🤖 AI Summary
To address the challenge of real-time, map-free navigation for non-holonomic robots in unknown, cluttered environments, this paper proposes an end-to-end, point-cloud-driven motion planning method. Our approach directly maps raw 3D point clouds to distance-field features—bypassing conventional perception-control cascades and eliminating error propagation. Technically, we introduce a novel knowledge- and data-fused learning framework grounded in a plug-and-play proximal alternating minimization network (PnP-PAN), which embeds neuron-level closed-loop optimization and supports end-to-end differentiable fine-tuning.
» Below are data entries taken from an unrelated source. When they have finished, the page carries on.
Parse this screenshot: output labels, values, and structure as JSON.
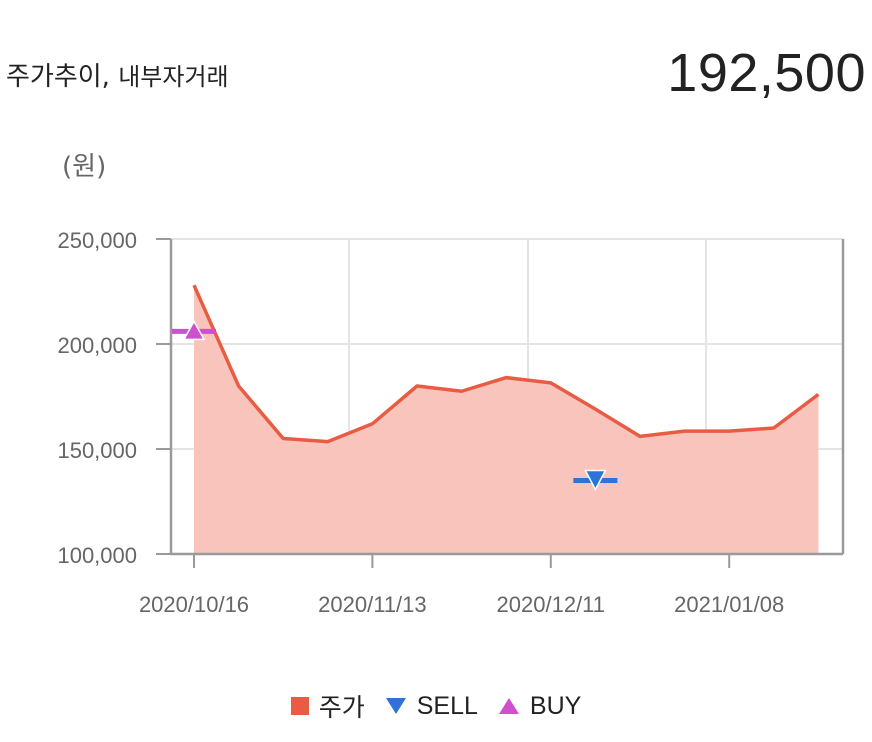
{
  "header": {
    "title": "주가추이,",
    "subtitle": "내부자거래",
    "price": "192,500"
  },
  "chart_data": {
    "type": "line",
    "unit_label": "(원)",
    "ylim": [
      100000,
      250000
    ],
    "yticks": [
      100000,
      150000,
      200000,
      250000
    ],
    "ytick_labels": [
      "100,000",
      "150,000",
      "200,000",
      "250,000"
    ],
    "xtick_labels": [
      "2020/10/16",
      "2020/11/13",
      "2020/12/11",
      "2021/01/08"
    ],
    "grid": true,
    "legend_position": "bottom",
    "series": [
      {
        "name": "주가",
        "color": "#e85c44",
        "fill": "#f8c4bb",
        "x_index": [
          0,
          1,
          2,
          3,
          4,
          5,
          6,
          7,
          8,
          9,
          10,
          11,
          12,
          13,
          14
        ],
        "values": [
          228000,
          180000,
          155000,
          153500,
          162000,
          180000,
          177500,
          184000,
          181500,
          169000,
          156000,
          158500,
          158500,
          160000,
          176000
        ]
      },
      {
        "name": "SELL",
        "color": "#2f72d8",
        "marker": "triangle-down",
        "x_index": [
          9
        ],
        "values": [
          135000
        ]
      },
      {
        "name": "BUY",
        "color": "#cf4fcf",
        "marker": "triangle-up",
        "x_index": [
          0
        ],
        "values": [
          206000
        ]
      }
    ]
  },
  "legend": [
    {
      "label": "주가",
      "color": "#e85c44",
      "shape": "square"
    },
    {
      "label": "SELL",
      "color": "#2f72d8",
      "shape": "triangle-down"
    },
    {
      "label": "BUY",
      "color": "#cf4fcf",
      "shape": "triangle-up"
    }
  ]
}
Evaluated in diverse simulated and real-world settings—including sandbox, office, corridor, and parking lot environments—our method consistently outperforms state-of-the-art baselines. It demonstrates strong robustness, cross-environment generalizability, and reliable map-free navigation around arbitrarily shaped obstacles.
📝 Abstract
Navigating a nonholonomic robot in a cluttered, unknown environment requires accurate perception and precise motion control for real-time collision avoidance. This paper presents NeuPAN: a real-time, highly accurate, map-free, easy-to-deploy, and environment-invariant robot motion planner. Leveraging a tightly coupled perception-to-control framework, NeuPAN has two key innovations compared to existing approaches: 1) it directly maps raw point cloud data to a latent distance feature space for collision-free motion generation, avoiding error propagation from the perception to control pipeline; 2) it is interpretable from an end-to-end model-based learning perspective. The crux of NeuPAN is solving an end-to-end mathematical model with numerous point-level constraints using a plug-and-play (PnP) proximal alternating-minimization network (PAN), incorporating neurons in the loop. This allows NeuPAN to generate real-time, physically interpretable motions. It seamlessly integrates data and knowledge engines, and its network parameters can be fine-tuned via backpropagation. We evaluate NeuPAN on a ground mobile robot, a wheel-legged robot, and an autonomous vehicle, in extensive simulated and real-world environments. Results demonstrate that NeuPAN outperforms existing baselines in terms of accuracy, efficiency, robustness, and generalization capabilities across various environments, including the cluttered sandbox, office, corridor, and parking lot. We show that NeuPAN works well in unknown and unstructured environments with arbitrarily shaped objects, transforming impassable paths into passable ones.